# ABB ACS800 kurzeitig höher Drehzahl



## Gexle (23 Oktober 2022)

Hallo

Vielleicht kann mir jemand helfen.

Es ist eine Msicheranlage mit einem ABB ACS800 FU und einen Motor mit Getriebe
Motordaten:
400V
18,7A Nennstrom
1470 Umdrehungen am Motor
Cosphi: 0,89
DTC = Drehmomentregelung ist eingestellt!
Klemmbrett: 400V in Stern verschaltet


Die Drehzahl ist von 0 bis 1470 rpm per Poti 10K einstellbar...läuft auch alles wie gewünscht!


Der Plan wäre so per Schalter kurz für 1 min oder so den Motor mit einer höheren Drehzahl zubetreiben zbs. mit 1500rmp

Meine Frage wie oder was muss ich beachten oder eben am FU einstellen....

Oder funktioniert das so gar nicht da der Motor in Stern verschaltet ist oder der ACS800 das nicht kann.

Danke euch


----------



## Plan_B (23 Oktober 2022)

Drehmomentregelung bedeutet für mich, dass Du die Dtehzahlgremze auf den gewünschten Wert setzen musst und dann das Solldrehmoment soweit erhöhen musst, bis die gewünschte DZ erreicht wird.
Am einfachsten geht das vermutlich über einen zweiten Parametersatz, der dann per Digin ausgewählt wird.
EIn bisserl über 50Hz sollte in der Schaltung gehen, sofern der Motor und FU noch nicht an den Maximalwerten (STROM, DREHMOMENT) ooerieren.


----------



## SPS-Bitschubser (23 Oktober 2022)

Einen DI Eingang als Constant Speed Auswählen. z.
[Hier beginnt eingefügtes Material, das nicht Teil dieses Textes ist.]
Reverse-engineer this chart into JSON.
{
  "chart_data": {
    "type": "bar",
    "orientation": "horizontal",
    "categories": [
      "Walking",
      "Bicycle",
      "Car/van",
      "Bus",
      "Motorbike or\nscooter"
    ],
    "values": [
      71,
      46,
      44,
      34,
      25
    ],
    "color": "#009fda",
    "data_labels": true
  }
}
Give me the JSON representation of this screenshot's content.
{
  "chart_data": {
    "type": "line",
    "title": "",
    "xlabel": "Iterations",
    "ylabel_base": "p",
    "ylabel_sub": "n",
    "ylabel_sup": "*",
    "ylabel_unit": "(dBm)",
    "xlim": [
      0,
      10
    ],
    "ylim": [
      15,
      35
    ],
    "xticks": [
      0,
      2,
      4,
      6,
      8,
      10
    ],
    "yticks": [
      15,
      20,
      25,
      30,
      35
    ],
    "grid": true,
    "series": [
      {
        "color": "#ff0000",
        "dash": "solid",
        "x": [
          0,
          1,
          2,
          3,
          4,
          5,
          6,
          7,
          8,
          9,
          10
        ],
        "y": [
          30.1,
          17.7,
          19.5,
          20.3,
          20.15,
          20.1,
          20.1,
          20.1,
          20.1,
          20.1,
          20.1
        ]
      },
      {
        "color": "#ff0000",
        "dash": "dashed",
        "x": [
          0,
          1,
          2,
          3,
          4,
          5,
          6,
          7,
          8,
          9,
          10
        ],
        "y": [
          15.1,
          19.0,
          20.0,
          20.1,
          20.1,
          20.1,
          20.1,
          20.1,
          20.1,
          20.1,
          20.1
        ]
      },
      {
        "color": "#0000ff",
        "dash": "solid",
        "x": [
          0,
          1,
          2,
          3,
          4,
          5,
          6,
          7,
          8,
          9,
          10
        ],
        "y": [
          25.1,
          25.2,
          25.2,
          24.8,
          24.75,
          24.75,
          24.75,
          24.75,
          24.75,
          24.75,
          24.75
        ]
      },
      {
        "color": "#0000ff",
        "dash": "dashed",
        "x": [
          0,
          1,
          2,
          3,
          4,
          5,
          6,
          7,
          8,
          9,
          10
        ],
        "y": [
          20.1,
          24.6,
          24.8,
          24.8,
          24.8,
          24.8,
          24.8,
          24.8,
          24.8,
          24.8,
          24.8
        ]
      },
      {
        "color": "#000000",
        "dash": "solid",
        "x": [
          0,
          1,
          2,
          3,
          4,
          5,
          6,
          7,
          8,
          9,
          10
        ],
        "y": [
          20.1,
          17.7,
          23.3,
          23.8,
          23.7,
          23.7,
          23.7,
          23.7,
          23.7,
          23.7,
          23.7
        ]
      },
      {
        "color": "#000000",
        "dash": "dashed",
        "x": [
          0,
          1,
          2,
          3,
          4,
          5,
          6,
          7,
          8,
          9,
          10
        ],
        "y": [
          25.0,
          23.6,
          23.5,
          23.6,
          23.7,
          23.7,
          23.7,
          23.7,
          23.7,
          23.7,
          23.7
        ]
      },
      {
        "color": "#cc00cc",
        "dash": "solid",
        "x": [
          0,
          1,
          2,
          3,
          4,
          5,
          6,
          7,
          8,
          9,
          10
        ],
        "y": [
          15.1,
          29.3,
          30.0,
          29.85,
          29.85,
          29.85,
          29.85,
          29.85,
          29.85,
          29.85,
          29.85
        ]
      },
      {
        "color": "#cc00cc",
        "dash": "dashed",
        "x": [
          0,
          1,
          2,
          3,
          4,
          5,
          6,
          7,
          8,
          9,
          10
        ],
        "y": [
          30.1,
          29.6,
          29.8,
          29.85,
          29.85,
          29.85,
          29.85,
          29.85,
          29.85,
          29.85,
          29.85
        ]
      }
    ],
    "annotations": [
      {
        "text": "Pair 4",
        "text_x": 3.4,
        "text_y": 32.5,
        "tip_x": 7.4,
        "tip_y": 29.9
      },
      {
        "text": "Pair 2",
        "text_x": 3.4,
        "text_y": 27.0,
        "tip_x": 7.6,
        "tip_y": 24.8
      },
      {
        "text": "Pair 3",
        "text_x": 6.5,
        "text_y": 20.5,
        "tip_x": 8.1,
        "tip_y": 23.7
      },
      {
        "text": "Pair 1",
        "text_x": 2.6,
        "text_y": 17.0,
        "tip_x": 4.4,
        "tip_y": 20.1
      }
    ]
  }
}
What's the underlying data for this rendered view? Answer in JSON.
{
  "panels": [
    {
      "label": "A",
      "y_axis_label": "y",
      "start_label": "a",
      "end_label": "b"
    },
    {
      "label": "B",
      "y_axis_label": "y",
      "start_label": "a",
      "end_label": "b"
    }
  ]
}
B. Konstant 1600rpm.
Oder 2 Te Sollwertquelle mit Umschaltung über DI Eingang.
Wichtig ist das die Mechanik vom Mischer als auch die Mechanik vom Motor für deine gewünschte Drehzahl ausgelegt ist.
Bei 1500 rpm statt 1470 sehe ich kein Problem. Bisschen Feldschwäche kein Problem.
Wenn du mehr Leistung brauchst kannst du dir mal die 87 Hz Variante anschauen ob du die verwenden kannst.
Dann die Control Limits bei den 30 Parameter anpassen, das der keinen Fehler rausgibt wegen der erhöhten Drehzahl.



Plan_B schrieb:


> Drehmomentregelung bedeutet für mich, dass Du die Dtehzahlgremze auf den gewünschten Wert setzen musst und dann das Solldrehmoment soweit erhöhen musst, bis die gewünschte DZ erreicht wird.
> Am einfachsten geht das vermutlich über einen zweiten Parametersatz, der dann per Digin ausgewählt wird.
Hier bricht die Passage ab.